DATELINE :- 4th September 2000
TURKISH WRECK
British diver locates 15th century Turkish ship
A beautifully preserved wooden ship has been found buried under centimetres of sand among islands two miles off Marmaris in Turkey.
The vessel, estimated at 15-20m long, has near-intact decking and hull planking. Items found at the site include a cannon, cannonballs, human remains and what is thought to be armour for both men and horses.
Now marine archaeologists from Turkey's Department of Museums will examine the wreck, which could be a warship or an armed trader that carried military goods. From the cannonballs, which are made of stone, the wreck was dated to between 1350 and 1435, the relatively short period over which such ammunication was used in the region.
The wreck was found after Briton David Oldale, an underwater photographer researching a diving book in Marmaris, heard of fishermen's nets repeatedly snagging an obstruction close to one of the offshore islands.
Oldale went out to the site, off the beaten diving track because of its bare sandy bottom, with Nick Gibbs, a diving instructor at Marmaris's Divers Delight Centre.

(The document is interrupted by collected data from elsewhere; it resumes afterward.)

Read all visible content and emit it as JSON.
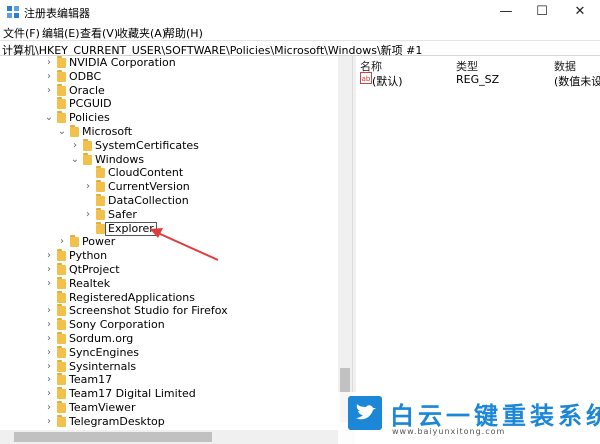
{
  "window": {
    "title": "注册表编辑器",
    "controls": {
      "minimize": "—",
      "maximize": "☐",
      "close": "✕"
    }
  },
  "menu": [
    "文件(F)",
    "编辑(E)",
    "查看(V)",
    "收藏夹(A)",
    "帮助(H)"
  ],
  "address": "计算机\\HKEY_CURRENT_USER\\SOFTWARE\\Policies\\Microsoft\\Windows\\新项 #1",
  "tree": [
    {
      "label": "NVIDIA Corporation",
      "chevron": "›",
      "depth": 0
    },
    {
      "label": "ODBC",
      "chevron": "›",
      "depth": 0
    },
    {
      "label": "Oracle",
      "chevron": "›",
      "depth": 0
    },
    {
      "label": "PCGUID",
      "chevron": "",
      "depth": 0
    },
    {
      "label": "Policies",
      "chevron": "⌄",
      "depth": 0
    },
    {
      "label": "Microsoft",
      "chevron": "⌄",
      "depth": 1
    },
    {
      "label": "SystemCertificates",
      "chevron": "›",
      "depth": 2
    },
    {
      "label": "Windows",
      "chevron": "⌄",
      "depth": 2
    },
    {
      "label": "CloudContent",
      "chevron": "",
      "depth": 3
    },
    {
      "label": "CurrentVersion",
      "chevron": "›",
      "depth": 3
    },
    {
      "label": "DataCollection",
      "chevron": "",
      "depth": 3
    },
    {
      "label": "Safer",
      "chevron": "›",
      "depth": 3
    },
    {
      "label": "Explorer",
      "chevron": "",
      "depth": 3,
      "editing": true
    },
    {
      "label": "Power",
      "chevron": "›",
      "depth": 1
    },
    {
      "label": "Python",
      "chevron": "›",
      "depth": 0
    },
    {
      "label": "QtProject",
      "chevron": "›",
      "depth": 0
    },
    {
      "label": "Realtek",
      "chevron": "›",
      "depth": 0
    },
    {
      "label": "RegisteredApplications",
      "chevron": "",
      "depth": 0
    },
    {
      "label": "Screenshot Studio for Firefox",
      "chevron": "›",
      "depth": 0
    },
    {
      "label": "Sony Corporation",
      "chevron": "›",
      "depth": 0
    },
    {
      "label": "Sordum.org",
      "chevron": "›",
      "depth": 0
    },
    {
      "label": "SyncEngines",
      "chevron": "›",
      "depth": 0
    },
    {
      "label": "Sysinternals",
      "chevron": "›",
      "depth": 0
    },
    {
      "label": "Team17",
      "chevron": "›",
      "depth": 0
    },
    {
      "label": "Team17 Digital Limited",
      "chevron": "›",
      "depth": 0
    },
    {
      "label": "TeamViewer",
      "chevron": "›",
      "depth": 0
    },
    {
      "label": "TelegramDesktop",
      "chevron": "›",
      "depth": 0
    }
  ],
  "values_pane": {
    "headers": {
      "name": "名称",
      "type": "类型",
      "data": "数据"
    },
    "rows": [
      {
        "icon": "ab",
        "name": "(默认)",
        "type": "REG_SZ",
        "data": "(数值未设置)"
      }
    ]
  },
  "colors": {
    "folder": "#f2c14b",
    "arrow": "#e03c3c",
    "watermark": "#1b87d6"
  },
  "watermark": {
    "text": "白云一键重装系统",
    "url": "www.baiyunxitong.com"
  }
}
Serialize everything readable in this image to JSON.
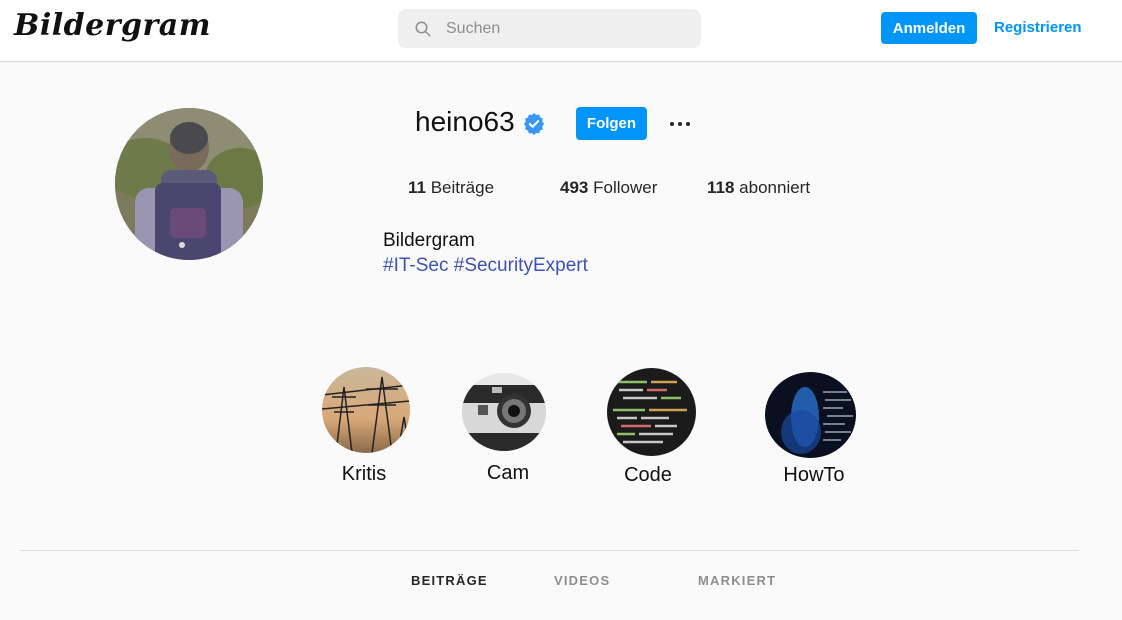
{
  "header": {
    "logo": "Bildergram",
    "search_placeholder": "Suchen",
    "login_label": "Anmelden",
    "register_label": "Registrieren"
  },
  "profile": {
    "username": "heino63",
    "verified": true,
    "follow_label": "Folgen",
    "stats": [
      {
        "count": "11",
        "label": "Beiträge"
      },
      {
        "count": "493",
        "label": "Follower"
      },
      {
        "count": "118",
        "label": "abonniert"
      }
    ],
    "bio_name": "Bildergram",
    "bio_tags": "#IT-Sec #SecurityExpert"
  },
  "highlights": [
    {
      "label": "Kritis",
      "icon": "power-pylon-image"
    },
    {
      "label": "Cam",
      "icon": "camera-image"
    },
    {
      "label": "Code",
      "icon": "code-screen-image"
    },
    {
      "label": "HowTo",
      "icon": "keyboard-light-image"
    }
  ],
  "tabs": [
    {
      "label": "BEITRÄGE",
      "active": true
    },
    {
      "label": "VIDEOS",
      "active": false
    },
    {
      "label": "MARKIERT",
      "active": false
    }
  ],
  "colors": {
    "accent": "#0095f6",
    "hashtag": "#3f51b5",
    "background": "#fafafa"
  }
}
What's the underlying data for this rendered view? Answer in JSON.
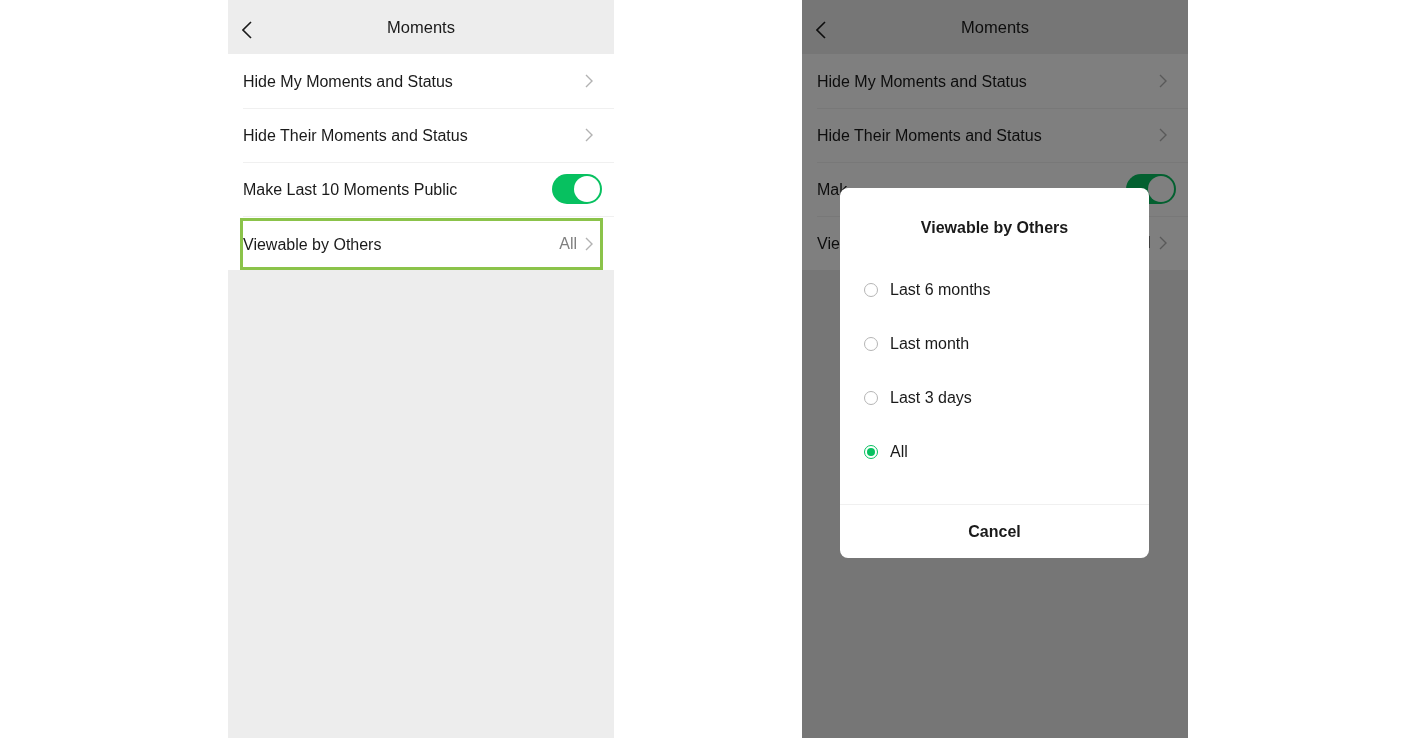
{
  "screens": [
    {
      "title": "Moments",
      "rows": [
        {
          "kind": "link",
          "label": "Hide My Moments and Status",
          "highlighted": false
        },
        {
          "kind": "link",
          "label": "Hide Their Moments and Status",
          "highlighted": false
        },
        {
          "kind": "toggle",
          "label": "Make Last 10 Moments Public",
          "on": true,
          "highlighted": false
        },
        {
          "kind": "link",
          "label": "Viewable by Others",
          "value": "All",
          "highlighted": true
        }
      ]
    },
    {
      "title": "Moments",
      "dimmed": true,
      "rows": [
        {
          "kind": "link",
          "label": "Hide My Moments and Status",
          "highlighted": false
        },
        {
          "kind": "link",
          "label": "Hide Their Moments and Status",
          "highlighted": false
        },
        {
          "kind": "toggle",
          "label": "Mak",
          "on": true,
          "highlighted": false
        },
        {
          "kind": "link",
          "label": "Vie",
          "value": "l",
          "highlighted": false
        }
      ],
      "dialog": {
        "title": "Viewable by Others",
        "options": [
          {
            "label": "Last 6 months",
            "selected": false
          },
          {
            "label": "Last month",
            "selected": false
          },
          {
            "label": "Last 3 days",
            "selected": false
          },
          {
            "label": "All",
            "selected": true
          }
        ],
        "cancel": "Cancel"
      }
    }
  ]
}
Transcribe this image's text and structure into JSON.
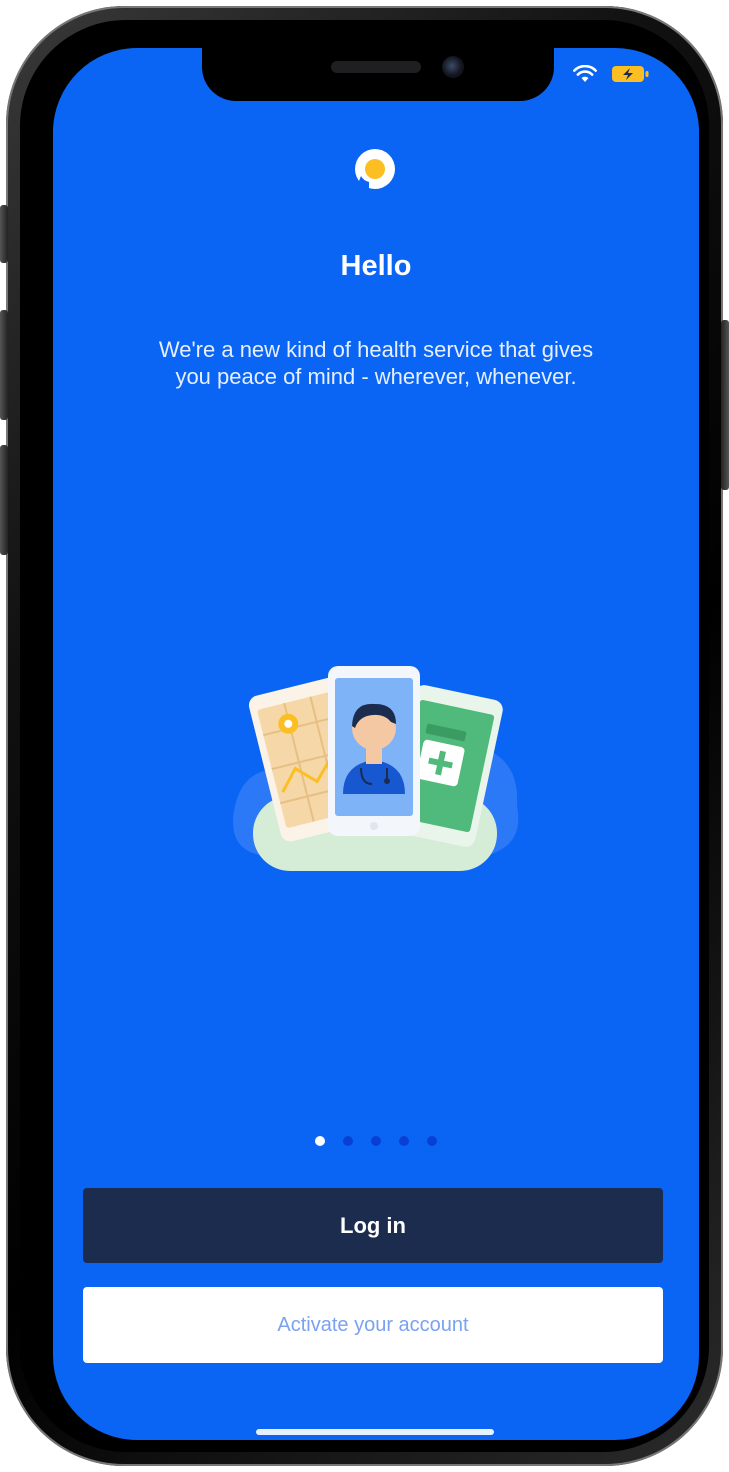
{
  "status_bar": {
    "wifi_icon": "wifi-icon",
    "battery_icon": "battery-charging-icon"
  },
  "app": {
    "logo_icon": "app-logo-icon"
  },
  "welcome": {
    "title": "Hello",
    "subtitle": "We're a new kind of health service that gives you peace of mind - wherever, whenever."
  },
  "illustration": {
    "icon": "health-cards-illustration"
  },
  "pagination": {
    "total": 5,
    "active": 1
  },
  "actions": {
    "login_label": "Log in",
    "activate_label": "Activate your account"
  },
  "colors": {
    "background": "#0a64f4",
    "primary_button": "#1b2c4f",
    "secondary_button": "#ffffff",
    "logo_accent": "#fbbf24"
  }
}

On their first dive, the men hit the bullseye.
"The first thing we saw was some Greek or Roman amphorae, which actually had nothing to do with the wreck," David Oldale told Diver. "Then, looming up before us, was this ship's rib, sticking some way out of the sand. Pretty soon we'd also located an anchor, a concreted cannon and a pile of stone cannonballs and a few pieces of what looked like soldiers' armour."
Starting at the rib, the men feathered away a "mere 15mm or so" of sand to reveal horizontal deck planking that felt in good, hard condition. Then, by digging into the sand at the side of the vessel, they could feel similarly hard vertical planking that suggested an intact structure buried in the sand beneath them.
"From the exposed rib it seemed that the top deck was gone, but what we might be left with is a well-preserved hull and lower deck," said Oldale. A quick recce of the site and periodic sand-feathering established the wreck's basic outline, and the fact that the deck and hull structure appeared to have remained whole.
As the men moved about the site, the human element of the ship's loss hit them with the discovery of a skull, part-buried, and bones judged by Oldale to be from a human leg. "We also found pieces of what seemed to be soldiers' body armour, and a bit for a horse's mouth."
Intact amphorae, of a design dating to the period, were also found. What next? "I'm in touch with an attachˇ in London and have been invited to go back and dive with Turkish archaeologists when they survey the wreck," said Oldale.